• No results found

Research techniques employed in validation

3 Validation in language test development

3.5 Approaches to validation

3.5.4 Research techniques employed in validation

All the frameworks presented above offer guidelines on what to investigate in the process of validation inquiry, and how to organise the inquiry. They also mention research techniques for validation, which are discussed extensively in several theoretical presentations of validity. Cronbach (eg. 1990) and Messick (eg. 1989a, 1989b, 1995a), for instance, provide comprehensive discussion of possible techniques. A very similar range of techniques in the context of language testing is presented in several articles in Clapham & Corson (eds.) (1997), which give concrete examples of research with language tests where the techniques have been used.

Because of the history of the validity concept and the current focus in validity on score interpretations, many of the validation techniques are numerical and use test scores as the primary data. Correlation, however, encompasses only part of the analyses and indices involved. Internal correlations to discover relationships among items, and external correlations to investigate the relationships between the scores and other indicators of interest, are the most obvious. Connections to underlying dimensions which might stand for ability constructs are most commonly made through factor analysis. Score-based investigations, however, also include generalizability studies of interpretations across items, populations, and raters. Such studies take into consideration the test, the interpretation, and the population of test takers. Additional test-taker related investigations include the stability of scores over time and across different subgroups of test takers. Insights into the construct measured can be gained by keeping the group of test takers

constant and altering the testing conditions. Alternatively, the testing conditions can be kept constant, but the test taker group manipulated, for instance through providing extra training in the skills measured, or in test- taking skills; the latter in order to see if the scores can be influenced by coaching. Recent advances in quantitative validation techniques are reviewed in several chapters in Clapham & Corson (eds.) 1997, eg. Bachman, Bachman and Eignor, McNamara, and Pollitt).
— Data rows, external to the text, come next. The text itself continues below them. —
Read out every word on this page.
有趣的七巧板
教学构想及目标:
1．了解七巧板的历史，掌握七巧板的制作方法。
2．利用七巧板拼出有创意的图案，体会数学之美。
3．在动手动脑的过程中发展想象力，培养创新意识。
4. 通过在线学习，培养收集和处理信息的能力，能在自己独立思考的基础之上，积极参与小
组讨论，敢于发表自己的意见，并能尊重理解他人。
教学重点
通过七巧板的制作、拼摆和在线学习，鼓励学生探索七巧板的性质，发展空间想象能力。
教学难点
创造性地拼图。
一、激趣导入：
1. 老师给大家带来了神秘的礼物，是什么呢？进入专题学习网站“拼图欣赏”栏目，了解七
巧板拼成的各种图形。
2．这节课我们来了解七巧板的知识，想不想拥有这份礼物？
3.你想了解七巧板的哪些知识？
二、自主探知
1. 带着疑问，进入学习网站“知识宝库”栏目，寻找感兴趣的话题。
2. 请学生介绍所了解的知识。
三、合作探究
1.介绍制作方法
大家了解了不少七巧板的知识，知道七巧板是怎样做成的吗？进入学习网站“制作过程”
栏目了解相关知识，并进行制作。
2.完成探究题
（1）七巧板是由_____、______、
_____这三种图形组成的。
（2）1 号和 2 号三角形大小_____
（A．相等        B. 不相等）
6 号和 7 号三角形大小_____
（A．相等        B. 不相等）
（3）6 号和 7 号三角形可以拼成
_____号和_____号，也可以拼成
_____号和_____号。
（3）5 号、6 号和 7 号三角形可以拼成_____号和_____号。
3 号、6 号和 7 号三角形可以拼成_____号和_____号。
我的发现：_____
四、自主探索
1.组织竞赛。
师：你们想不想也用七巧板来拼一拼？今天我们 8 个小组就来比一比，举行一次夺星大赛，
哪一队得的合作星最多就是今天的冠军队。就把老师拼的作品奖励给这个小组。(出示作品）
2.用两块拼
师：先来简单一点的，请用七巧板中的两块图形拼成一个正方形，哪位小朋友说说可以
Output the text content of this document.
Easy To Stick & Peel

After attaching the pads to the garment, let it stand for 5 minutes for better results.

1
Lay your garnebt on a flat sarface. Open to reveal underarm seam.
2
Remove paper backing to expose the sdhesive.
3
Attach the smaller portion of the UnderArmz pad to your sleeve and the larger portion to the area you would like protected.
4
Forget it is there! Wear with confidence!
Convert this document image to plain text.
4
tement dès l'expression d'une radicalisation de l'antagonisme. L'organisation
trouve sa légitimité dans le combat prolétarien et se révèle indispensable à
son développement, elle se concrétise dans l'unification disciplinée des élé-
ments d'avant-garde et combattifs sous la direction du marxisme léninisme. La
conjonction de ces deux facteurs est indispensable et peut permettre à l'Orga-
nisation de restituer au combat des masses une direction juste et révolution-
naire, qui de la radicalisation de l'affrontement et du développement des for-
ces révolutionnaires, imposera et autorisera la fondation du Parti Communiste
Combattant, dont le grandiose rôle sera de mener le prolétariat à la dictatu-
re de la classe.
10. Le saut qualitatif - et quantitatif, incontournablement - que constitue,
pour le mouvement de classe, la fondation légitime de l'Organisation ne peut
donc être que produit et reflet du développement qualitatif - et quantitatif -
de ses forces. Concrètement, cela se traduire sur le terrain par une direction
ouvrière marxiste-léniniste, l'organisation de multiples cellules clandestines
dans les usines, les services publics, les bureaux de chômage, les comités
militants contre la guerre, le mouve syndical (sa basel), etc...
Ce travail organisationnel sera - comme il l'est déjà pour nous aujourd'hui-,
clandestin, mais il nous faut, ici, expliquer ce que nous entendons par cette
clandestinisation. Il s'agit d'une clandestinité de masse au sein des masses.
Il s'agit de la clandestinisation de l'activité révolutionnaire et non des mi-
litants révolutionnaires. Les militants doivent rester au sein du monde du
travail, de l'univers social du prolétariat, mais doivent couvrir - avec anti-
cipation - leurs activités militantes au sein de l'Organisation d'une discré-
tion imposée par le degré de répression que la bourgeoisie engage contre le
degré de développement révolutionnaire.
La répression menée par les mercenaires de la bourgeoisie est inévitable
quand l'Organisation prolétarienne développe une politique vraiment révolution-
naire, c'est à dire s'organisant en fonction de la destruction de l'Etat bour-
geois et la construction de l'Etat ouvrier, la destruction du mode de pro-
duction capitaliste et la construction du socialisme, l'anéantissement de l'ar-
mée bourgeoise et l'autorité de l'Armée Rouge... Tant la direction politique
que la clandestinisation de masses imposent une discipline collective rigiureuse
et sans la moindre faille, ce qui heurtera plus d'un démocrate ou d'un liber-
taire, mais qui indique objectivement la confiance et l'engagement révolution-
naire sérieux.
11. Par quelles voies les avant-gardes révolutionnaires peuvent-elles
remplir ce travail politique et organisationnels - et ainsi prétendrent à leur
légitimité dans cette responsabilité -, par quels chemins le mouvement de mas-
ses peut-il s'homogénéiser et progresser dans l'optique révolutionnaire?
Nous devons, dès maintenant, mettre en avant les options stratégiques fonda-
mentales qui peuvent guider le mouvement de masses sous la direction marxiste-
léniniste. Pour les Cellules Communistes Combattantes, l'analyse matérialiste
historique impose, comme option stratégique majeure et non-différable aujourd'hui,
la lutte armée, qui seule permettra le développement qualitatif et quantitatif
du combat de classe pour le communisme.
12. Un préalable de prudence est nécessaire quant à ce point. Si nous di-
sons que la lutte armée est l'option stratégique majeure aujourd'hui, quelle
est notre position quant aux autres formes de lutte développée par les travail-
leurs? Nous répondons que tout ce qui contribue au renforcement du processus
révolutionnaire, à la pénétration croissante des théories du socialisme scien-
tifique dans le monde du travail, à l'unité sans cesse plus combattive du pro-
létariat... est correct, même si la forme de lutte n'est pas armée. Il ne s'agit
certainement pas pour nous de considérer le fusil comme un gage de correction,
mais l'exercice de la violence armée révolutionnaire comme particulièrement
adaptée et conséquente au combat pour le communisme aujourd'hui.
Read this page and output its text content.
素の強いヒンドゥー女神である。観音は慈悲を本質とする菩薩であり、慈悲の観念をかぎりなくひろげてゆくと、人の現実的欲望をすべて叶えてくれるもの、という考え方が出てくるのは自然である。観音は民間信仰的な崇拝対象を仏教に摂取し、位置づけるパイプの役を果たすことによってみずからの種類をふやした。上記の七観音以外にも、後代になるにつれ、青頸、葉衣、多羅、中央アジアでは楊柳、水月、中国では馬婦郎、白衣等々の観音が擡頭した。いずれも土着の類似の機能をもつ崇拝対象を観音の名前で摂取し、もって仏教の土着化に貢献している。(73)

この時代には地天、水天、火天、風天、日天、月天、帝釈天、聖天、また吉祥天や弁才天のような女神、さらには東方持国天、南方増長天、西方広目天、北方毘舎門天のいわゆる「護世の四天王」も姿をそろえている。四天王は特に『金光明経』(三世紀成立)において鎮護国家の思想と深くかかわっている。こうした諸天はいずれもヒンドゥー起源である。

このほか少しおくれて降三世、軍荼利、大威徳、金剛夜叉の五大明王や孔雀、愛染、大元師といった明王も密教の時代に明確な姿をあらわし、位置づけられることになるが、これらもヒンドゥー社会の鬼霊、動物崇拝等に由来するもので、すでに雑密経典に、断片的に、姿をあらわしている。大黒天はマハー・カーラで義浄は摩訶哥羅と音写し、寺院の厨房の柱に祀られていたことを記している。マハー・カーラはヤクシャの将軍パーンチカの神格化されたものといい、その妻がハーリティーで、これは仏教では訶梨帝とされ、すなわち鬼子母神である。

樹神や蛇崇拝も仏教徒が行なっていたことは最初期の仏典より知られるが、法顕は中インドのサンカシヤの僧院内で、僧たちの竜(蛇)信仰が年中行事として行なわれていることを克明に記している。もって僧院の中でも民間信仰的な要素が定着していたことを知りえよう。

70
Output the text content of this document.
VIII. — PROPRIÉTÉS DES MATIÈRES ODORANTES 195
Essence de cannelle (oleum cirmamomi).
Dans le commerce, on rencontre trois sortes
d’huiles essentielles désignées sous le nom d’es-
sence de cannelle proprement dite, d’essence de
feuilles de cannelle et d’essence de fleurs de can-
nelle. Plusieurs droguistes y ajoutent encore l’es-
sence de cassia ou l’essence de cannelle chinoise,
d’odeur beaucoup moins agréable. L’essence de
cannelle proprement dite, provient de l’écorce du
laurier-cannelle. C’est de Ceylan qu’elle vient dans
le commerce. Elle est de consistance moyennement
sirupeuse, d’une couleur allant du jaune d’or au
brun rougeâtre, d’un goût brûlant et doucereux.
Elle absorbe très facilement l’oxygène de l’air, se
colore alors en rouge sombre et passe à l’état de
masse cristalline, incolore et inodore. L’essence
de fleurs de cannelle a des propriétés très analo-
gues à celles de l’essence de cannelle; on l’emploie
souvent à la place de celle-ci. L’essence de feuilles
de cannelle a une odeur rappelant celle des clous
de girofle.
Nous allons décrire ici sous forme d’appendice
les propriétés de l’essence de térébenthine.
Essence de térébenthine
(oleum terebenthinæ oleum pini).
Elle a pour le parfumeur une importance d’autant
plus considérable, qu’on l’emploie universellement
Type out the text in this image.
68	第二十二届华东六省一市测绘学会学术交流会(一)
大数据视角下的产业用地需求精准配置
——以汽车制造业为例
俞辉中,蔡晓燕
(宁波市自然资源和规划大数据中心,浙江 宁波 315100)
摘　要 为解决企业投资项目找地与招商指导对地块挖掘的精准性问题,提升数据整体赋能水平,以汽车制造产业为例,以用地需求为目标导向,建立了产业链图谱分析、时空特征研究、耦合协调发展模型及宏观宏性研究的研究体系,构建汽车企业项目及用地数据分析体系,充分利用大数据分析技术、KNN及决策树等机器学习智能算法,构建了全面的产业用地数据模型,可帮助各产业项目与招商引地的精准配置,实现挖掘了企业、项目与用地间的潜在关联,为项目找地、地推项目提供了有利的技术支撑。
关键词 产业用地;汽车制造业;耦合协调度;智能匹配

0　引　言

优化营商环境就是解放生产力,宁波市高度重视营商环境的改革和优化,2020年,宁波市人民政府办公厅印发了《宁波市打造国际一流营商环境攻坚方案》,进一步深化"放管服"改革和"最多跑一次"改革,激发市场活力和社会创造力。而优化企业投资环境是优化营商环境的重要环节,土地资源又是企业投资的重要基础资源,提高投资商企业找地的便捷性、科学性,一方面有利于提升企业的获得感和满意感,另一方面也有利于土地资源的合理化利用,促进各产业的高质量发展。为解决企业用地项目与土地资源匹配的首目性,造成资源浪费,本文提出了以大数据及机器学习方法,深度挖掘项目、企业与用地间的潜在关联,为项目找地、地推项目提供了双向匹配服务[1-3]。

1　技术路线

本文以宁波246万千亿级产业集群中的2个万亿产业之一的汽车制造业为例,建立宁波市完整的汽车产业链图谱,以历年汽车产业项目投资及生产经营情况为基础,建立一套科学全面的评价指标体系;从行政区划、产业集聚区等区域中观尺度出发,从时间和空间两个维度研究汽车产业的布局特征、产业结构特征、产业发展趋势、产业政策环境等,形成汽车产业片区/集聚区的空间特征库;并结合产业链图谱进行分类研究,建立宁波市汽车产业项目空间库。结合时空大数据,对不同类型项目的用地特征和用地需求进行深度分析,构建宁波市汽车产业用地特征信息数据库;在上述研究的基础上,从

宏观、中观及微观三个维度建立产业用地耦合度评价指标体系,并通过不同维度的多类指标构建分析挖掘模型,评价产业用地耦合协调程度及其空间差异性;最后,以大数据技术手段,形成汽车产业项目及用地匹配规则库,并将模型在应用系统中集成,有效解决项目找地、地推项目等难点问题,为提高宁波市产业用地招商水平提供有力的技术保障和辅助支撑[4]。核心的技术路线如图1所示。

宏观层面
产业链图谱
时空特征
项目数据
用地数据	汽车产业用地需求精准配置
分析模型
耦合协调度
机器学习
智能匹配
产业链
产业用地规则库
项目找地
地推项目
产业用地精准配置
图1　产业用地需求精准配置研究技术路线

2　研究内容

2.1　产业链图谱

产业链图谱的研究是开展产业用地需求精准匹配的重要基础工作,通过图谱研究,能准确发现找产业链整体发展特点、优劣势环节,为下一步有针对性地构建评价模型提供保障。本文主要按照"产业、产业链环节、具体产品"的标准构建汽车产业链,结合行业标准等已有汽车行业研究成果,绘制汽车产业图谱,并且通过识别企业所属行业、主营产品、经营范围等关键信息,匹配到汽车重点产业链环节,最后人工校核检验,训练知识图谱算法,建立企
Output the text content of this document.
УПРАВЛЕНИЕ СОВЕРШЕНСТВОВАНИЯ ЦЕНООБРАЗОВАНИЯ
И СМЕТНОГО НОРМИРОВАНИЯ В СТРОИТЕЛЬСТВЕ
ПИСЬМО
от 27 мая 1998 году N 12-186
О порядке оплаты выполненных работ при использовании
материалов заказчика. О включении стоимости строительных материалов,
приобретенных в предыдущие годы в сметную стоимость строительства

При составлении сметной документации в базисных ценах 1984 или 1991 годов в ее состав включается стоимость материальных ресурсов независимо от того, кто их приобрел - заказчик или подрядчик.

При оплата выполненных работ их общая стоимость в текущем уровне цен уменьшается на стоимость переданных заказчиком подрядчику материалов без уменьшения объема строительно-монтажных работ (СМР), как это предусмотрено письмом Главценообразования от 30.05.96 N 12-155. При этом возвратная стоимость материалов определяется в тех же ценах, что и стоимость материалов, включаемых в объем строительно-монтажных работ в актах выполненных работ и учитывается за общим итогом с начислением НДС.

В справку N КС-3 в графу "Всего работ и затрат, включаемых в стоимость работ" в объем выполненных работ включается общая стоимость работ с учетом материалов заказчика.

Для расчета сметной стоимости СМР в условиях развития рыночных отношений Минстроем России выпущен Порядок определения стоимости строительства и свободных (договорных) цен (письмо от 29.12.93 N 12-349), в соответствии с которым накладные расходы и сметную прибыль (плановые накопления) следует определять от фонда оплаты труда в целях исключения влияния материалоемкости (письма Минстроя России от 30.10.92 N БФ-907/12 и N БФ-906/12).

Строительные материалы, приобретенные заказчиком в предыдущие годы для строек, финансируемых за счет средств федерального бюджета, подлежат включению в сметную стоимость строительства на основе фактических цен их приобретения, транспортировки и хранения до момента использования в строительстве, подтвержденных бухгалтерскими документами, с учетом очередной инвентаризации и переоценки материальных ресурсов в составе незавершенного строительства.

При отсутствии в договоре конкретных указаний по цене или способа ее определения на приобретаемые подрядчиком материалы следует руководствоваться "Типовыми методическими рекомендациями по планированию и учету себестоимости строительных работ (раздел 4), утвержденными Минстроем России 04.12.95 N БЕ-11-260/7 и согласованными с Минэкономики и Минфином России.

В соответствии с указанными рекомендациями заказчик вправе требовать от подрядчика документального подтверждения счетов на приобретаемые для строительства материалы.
Proposed techniques which use something else than scores as their primary data can be divided into three main groups: investigations of test content, processing, and test discourse which is assessed to arrive at the scores. The sole technique suggested for the validation of the content of a test is expert judgement. To elicit the judgements, test developers must produce a domain specification and a test specification against which the actual test forms can be judged. The judgements should concern both the relevance and the representativeness of the content of the test.

Techniques recommended for the analysis of processing are more varied, including think-alouds, retrospective interviews, questionnaires, computer modelling, and experimental control of sub-processes. Studies employing such techniques focus on the nature of the construct and the actions through which the assessment is realised, ie. Messick’s (1995) substantive aspect of validity. These studies often concentrate on test taker processing, which is understandable, because the score is assigned to the test taker, and it should say something about the test taker’s skills. As Banerjee and Luoma (1997) note, however, assessor processing has also begun to be investigated in tests which rely on human assessors.

Moreover, the language samples which the raters rate are also beginning to be analysed to provide an additional perspective on what it is that is being assessed. In language testing, such studies concern assessment of writing (eg. Bardovi-Harlig and Bofman 1989, Ginther and Grant 1997) and speaking (eg. Lazaraton 1992, 1996, O’Loughlin 1995, Ross 1992, Young 1995). The researchers usually approach their data from a conversation analysis or discourse analysis perspective, and often count and describe interesting instances of language use. Apart from characterising test discourse and facilitating construct-related inquiries of how it compares with non-test discourse, these studies offer useful material for testing boards because they allow them to assess the quality of their test and its implementation. They can investigate, for instance, whether the scale descriptors that they use actually correspond to the features of discourse found in the performance of examinees who are awarded each of the scores. They can also study whether the interlocutors act as instructed and

in a comparable manner with each other. The results may lead to minor or more major revisions in the testing procedures.

A research technique which combines qualitative and quantitative analyses for validation is the range of judgmental methods employed in standard setting. If a language test uses reporting scales to assist the interpretation of test scores (e.g. reports the scores of a reading test on a five-band scale), a very important aspect of its validation is the setting of the cut points that divide the distribution of scores into categories. This is usually done by having experts give judgements on items or learners. The experts should be well qualified for their work and the procedures should be well enough specified to enable them to “apply their knowledge and experience to reach meaningful and relevant judgments that accurately reflect their understandings and interpretations” (AERA 1999:54). One such procedure was specified in the context of the DIALANG assessment system by Kaftandjieva, Verhelst and Takala (1999). In it, qualified experts were trained in the use of the Council of Europe descriptive scale (Council of Europe forthcoming) and in a highly specified procedure judged the difficulty of each item that had been pretested. The judgement information was combined with empirical difficulty information from piloting to set cut scores. Such procedures provide empirical evidence for meaningful score conversion from a measurement scale to a conceptual reporting scale and support the validity of score interpretations in terms of the descriptive scale.